The advancement of our understanding of cardiac cell behavior relies on specialized materials and reagents carefully engineered to mimic physiological conditions.
| Tool/Material | Primary Function | Key Characteristics |
|---|---|---|
| Polyacrylamide (PAA) | Tunable substrate for 2D cell culture | Precise stiffness control, optical transparency, requires functionalization |
| Polydimethylsiloxane (PDMS) | Substrate for 2D culture and 3D microfluidic devices | Gas permeability, tunable elasticity, biocompatibility |
| Sulfo-SANPAH | PAA functionalization | Photoactivatable crosslinker for protein attachment, expensive but effective |
| Sylgard 527 & 184 | PDMS formulation | Silicone elastomers mixed in ratios to achieve desired stiffness |
| Geltrex/Matrigel | Substrate coating | Basement membrane extract that promotes cell adhesion |
| Gelatin | PDMS coating | Natural polymer that improves cell attachment to PDMS |
| Isotope-labeled Metabolites | Metabolic tracking | 13C-glucose or 13C-fatty acids to trace metabolic pathways |
The growing understanding of how cardiac cells respond to their mechanical environment represents a paradigm shift in cardiovascular research.

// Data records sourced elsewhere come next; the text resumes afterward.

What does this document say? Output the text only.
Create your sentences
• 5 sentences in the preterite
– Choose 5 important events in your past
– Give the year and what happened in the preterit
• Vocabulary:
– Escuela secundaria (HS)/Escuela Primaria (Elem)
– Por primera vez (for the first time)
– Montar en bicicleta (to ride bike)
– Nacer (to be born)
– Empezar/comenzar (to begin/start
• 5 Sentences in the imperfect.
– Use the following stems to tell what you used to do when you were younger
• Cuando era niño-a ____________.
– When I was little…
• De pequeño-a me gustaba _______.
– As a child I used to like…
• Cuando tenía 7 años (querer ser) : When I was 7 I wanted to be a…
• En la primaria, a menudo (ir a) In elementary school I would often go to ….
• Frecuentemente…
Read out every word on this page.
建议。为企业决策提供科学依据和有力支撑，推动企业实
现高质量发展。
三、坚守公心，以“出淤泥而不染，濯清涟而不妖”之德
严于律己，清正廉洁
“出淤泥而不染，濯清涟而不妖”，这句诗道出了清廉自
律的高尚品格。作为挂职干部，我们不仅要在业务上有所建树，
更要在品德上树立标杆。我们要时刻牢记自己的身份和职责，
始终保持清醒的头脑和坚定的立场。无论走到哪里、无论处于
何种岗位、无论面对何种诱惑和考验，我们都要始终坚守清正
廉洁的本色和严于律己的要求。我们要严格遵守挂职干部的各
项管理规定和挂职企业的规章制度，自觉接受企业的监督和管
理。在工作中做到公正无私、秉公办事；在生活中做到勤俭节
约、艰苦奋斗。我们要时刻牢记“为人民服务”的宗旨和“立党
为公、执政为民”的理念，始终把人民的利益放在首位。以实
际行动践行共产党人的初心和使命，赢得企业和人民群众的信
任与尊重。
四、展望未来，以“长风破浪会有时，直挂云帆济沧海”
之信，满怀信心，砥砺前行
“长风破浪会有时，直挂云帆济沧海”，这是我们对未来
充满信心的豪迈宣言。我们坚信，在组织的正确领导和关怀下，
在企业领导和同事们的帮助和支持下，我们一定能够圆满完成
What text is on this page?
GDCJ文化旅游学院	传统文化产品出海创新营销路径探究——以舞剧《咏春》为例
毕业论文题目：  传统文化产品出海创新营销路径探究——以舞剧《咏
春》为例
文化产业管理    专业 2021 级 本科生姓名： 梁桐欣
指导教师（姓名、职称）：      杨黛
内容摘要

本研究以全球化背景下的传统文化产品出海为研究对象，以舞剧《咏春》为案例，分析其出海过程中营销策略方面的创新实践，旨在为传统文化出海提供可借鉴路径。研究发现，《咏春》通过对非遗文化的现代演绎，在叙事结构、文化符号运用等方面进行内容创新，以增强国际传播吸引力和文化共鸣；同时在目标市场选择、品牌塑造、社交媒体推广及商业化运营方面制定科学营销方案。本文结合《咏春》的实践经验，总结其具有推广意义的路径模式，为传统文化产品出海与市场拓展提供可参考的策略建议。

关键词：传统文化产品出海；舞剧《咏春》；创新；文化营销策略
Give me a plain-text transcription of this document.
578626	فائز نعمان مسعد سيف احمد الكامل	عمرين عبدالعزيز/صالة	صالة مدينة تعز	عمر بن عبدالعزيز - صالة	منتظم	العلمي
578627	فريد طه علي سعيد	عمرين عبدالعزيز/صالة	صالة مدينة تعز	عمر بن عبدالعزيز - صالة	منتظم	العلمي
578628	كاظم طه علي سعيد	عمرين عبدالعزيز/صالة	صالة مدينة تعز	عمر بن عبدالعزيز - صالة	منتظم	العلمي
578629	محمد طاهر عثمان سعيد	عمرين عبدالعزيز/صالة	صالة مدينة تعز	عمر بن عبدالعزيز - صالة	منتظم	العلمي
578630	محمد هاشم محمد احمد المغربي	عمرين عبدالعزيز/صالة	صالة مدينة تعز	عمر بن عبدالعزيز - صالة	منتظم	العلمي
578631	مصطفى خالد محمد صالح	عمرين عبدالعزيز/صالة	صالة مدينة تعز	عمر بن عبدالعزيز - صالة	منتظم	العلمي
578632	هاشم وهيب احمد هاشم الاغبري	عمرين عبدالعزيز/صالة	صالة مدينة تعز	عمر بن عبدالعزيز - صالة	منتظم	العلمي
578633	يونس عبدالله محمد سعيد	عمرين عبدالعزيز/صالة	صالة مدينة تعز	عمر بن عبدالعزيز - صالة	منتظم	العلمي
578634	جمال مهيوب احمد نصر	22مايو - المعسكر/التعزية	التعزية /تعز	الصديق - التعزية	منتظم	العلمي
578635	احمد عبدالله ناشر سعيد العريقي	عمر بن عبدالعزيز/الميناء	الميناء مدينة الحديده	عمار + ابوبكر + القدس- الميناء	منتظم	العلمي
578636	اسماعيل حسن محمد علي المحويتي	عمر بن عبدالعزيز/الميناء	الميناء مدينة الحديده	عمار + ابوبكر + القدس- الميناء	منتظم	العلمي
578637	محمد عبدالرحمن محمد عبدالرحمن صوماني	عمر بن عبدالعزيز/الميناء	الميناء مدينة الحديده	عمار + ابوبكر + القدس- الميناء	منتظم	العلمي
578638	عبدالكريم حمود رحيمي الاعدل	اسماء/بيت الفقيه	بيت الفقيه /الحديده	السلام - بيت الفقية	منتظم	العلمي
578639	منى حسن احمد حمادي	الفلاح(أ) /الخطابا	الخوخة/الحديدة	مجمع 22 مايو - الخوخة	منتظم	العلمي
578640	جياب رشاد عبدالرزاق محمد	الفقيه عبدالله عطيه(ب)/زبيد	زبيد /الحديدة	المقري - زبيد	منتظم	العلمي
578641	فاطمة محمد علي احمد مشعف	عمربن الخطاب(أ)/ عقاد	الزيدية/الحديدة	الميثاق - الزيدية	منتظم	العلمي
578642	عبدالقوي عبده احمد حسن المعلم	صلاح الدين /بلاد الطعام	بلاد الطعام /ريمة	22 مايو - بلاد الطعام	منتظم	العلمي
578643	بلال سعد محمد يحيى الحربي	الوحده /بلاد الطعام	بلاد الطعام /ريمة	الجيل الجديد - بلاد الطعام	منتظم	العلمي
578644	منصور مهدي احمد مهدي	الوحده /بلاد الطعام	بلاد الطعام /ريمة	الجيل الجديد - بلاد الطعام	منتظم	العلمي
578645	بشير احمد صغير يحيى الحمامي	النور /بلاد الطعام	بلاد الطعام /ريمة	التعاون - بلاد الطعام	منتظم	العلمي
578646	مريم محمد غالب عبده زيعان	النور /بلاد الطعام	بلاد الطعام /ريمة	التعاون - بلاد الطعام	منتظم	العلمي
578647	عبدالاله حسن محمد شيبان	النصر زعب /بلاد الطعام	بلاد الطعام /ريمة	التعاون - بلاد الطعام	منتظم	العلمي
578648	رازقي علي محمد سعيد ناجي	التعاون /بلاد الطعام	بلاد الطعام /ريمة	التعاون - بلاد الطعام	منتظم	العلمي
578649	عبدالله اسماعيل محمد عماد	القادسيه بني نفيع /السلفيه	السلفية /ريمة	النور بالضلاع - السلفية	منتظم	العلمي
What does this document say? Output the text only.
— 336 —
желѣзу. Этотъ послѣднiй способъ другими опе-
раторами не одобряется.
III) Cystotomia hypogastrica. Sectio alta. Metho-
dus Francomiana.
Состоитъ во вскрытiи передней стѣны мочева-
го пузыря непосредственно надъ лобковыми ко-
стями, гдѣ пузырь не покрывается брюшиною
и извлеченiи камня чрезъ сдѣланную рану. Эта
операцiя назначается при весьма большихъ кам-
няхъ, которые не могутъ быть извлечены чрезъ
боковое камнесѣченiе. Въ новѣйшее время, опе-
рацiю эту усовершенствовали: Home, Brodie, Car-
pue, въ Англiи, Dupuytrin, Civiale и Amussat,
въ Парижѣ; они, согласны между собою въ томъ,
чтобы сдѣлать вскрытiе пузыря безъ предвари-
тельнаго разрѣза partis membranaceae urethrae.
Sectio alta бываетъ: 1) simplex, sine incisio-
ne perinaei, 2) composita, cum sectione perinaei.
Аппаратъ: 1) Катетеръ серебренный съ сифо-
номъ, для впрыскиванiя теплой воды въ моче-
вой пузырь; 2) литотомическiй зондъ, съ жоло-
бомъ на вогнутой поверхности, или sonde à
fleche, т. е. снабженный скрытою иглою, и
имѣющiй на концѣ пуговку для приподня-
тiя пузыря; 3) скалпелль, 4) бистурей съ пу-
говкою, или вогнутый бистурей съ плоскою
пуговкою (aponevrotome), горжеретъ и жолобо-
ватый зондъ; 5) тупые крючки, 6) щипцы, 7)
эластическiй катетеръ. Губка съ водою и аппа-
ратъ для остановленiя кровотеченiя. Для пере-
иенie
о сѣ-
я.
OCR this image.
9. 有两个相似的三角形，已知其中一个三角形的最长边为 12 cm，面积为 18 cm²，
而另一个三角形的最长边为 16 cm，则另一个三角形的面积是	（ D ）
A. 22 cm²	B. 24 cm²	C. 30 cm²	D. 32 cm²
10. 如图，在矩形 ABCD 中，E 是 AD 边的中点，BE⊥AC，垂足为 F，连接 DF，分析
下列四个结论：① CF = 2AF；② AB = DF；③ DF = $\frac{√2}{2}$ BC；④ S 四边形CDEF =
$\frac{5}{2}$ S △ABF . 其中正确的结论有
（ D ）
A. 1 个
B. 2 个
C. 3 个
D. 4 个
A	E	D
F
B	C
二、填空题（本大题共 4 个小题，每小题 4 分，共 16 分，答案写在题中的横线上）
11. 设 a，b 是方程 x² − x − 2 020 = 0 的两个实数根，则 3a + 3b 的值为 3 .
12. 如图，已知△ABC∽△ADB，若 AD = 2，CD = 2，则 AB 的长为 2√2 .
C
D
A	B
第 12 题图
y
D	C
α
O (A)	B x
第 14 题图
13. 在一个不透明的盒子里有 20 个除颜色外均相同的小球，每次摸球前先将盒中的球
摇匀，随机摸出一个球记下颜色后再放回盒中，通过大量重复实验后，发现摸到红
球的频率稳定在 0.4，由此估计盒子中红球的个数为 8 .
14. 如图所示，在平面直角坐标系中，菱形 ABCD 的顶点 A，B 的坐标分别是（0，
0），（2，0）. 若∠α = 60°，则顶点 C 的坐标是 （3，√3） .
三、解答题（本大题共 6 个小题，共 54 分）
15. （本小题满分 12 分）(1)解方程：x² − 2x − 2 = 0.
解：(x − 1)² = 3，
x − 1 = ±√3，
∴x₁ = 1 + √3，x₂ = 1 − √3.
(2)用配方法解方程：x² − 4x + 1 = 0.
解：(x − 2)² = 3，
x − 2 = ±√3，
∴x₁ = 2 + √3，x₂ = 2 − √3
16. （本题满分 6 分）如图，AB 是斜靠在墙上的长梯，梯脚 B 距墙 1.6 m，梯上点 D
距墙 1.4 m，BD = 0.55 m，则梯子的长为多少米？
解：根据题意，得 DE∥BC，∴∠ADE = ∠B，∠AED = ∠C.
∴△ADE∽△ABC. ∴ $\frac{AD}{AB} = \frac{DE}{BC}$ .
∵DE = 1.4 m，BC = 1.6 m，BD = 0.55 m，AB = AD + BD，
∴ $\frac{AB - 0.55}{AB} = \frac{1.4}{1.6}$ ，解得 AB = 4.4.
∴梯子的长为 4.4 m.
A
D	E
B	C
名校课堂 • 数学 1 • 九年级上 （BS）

The traditional approach of culturing heart cells on impossibly stiff plastic surfaces is gradually giving way to more physiologically relevant systems using tunable materials like PAA and PDMS. These advanced platforms have revealed crucial insights into how mechanical cues influence everything from cardiac metabolism to fibroblast activation—insights that were previously obscured by inappropriate culture conditions.
Combining tunable materials with microfluidic delivery, mechanical stretching, and multiple cell types to create accurate heart models 4 .
Materials that can dynamically change properties in response to external stimuli or deliver therapeutic agents 4 .
More accurate systems for drug testing and safety assessment to accelerate cardiovascular treatment development.
"As the famous saying goes, 'we shape our tools and thereafter our tools shape us.' In cardiovascular research, we're now learning that to truly understand the heart, we need to provide it with the right mechanical environment—one beat at a time."